This Gear Turns Your Driveway Into A Kid-Friendly Tailgate Utopia
Let's get to the meat of the matter.
Fall means football and football means tailgating. Even if it’s too expensive to fly to the homecoming game or your kid has a better chance of seeing the end of the season ticket waiting list than you ever will, that doesn’t have to prevent you from drinking outside while wearing a sweater. Worst-case scenario: you round up the 7 items on this list and throw the baddest driveway tailgate party your neighborhood has ever seen. As a bonus, when your kid melts down mid-first quarter you won’t have to eat the $250 per ticket you just paid some scalper. Just put them down for a nap, head back outside, and crack a cold one. Sunday Funday indeed.
The most successful Kickstarter ever, the Coolest, is how adult beverages fly private. It packs a blender, wireless speaker, USB charger, bottle opener, integrated plates and utensils, LED lid light, and a gang of other absurd yet totally necessary features. It only could have been more aptly named if it were called “Kim,” for its ability to break the internet and pack a whole lot of junk in the trunk.
Instagate Tailgate In A Box
At the risk of Inception-ing this list, the Instagate is like the Coolest of tailgating. It packs an entire tailgate party into a single box — the grill, grill tools, plates and utensils, full beer pong table setup (cups and balls, too), and even ketchup and mustard. It’s all recyclable, which significantly reduces the risk of cleanup mayhem.
Paul Jr. Designs Coleman Roadtrip Grill
Alternatively, you could solve that problem with this portable propane grill that features matchless lighting and folds up for simple, non-smoldering storage. With 285 square inches of surface area, 20,000 BTU burners, and interchangeable grill, griddle, and stove surfaces, you can whip up enough steaks for the whole tailgate party or enough dollar grilled cheeses to get you through the whole Grateful Dead reunion tour.
DISH King Tailgater
Tailgating all afternoon is the best way to get hyped for football, but not if it prevents you from watching an entire afternoon’s worth of football. That’s just unamerican. DISH knows you’re a true patriot, so they’ve created the King Tailgater, a fully automatic, portable HD satellite antenna that lets you enjoy your favorite programming anytime, anywhere. Specifically, more football, before football, in the football parking lot.
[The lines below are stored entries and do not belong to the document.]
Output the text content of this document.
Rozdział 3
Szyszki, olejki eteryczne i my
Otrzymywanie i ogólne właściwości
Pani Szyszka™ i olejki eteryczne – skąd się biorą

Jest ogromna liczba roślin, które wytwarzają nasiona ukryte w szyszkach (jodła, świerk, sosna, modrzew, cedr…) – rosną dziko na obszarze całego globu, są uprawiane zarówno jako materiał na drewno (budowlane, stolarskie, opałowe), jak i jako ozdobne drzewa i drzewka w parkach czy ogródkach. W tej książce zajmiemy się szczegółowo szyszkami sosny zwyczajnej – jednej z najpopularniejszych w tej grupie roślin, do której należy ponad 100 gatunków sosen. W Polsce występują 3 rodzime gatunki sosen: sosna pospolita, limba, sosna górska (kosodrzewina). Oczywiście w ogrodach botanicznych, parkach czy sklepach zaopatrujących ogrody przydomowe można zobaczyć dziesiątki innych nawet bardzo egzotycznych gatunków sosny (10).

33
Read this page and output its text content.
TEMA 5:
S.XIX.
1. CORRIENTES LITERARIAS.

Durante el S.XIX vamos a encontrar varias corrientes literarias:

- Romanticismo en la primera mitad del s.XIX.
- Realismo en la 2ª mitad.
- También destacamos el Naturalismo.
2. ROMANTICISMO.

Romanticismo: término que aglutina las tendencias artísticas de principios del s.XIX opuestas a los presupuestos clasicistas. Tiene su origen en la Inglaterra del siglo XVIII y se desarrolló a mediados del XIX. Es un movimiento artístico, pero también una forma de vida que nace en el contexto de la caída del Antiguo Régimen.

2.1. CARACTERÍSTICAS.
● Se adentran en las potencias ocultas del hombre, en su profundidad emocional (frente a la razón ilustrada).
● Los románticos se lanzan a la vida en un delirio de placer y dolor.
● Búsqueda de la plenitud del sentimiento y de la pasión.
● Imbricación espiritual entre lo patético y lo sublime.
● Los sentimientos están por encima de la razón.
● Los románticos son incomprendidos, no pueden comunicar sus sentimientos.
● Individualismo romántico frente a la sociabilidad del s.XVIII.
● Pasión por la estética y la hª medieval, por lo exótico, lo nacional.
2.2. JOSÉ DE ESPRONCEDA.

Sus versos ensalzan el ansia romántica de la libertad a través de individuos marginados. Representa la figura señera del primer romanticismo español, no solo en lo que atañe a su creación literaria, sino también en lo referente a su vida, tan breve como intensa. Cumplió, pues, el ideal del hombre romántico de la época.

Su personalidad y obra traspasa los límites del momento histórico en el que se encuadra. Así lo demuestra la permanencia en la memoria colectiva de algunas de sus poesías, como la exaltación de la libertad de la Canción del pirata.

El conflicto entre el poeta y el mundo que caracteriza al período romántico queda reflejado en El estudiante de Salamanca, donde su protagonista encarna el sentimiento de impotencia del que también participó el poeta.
The Smoking Gun Handheld Food Smoker
This amazing little device imparts your grill creations with delicious smoky flavor. You’ll be able to fool your tailgate guests into thinking you’ve been slaving over those ribs since 5:30 this morning, and confuse the hell out of your one friend who definitely misunderstood what you meant by “Handheld smoking experience.”
Therm-A-Rest Treo Chair
This comfortable camping chair ingeniously folds up into its base and weighs only 2 pounds, so you can stick it in your pocket and keep your hands free to haul precious beer and meats. The composite base and aluminum frame can support up to 250 pounds, so you’re in luck if the tight end decides to stop by for a pregame burger.
Why bring a coffee maker to a tailgate party? Because noon kickoffs, that’s why. The OXX COFFEEBOXX is water-resistant, impact-resistant, crush-proof, and spill-proof. So you can bring it to your parking lot football game in the rain, nail it with an errant pass, pile on top of it to recover a fumble, and still get a piping hot cup in less than 90 seconds.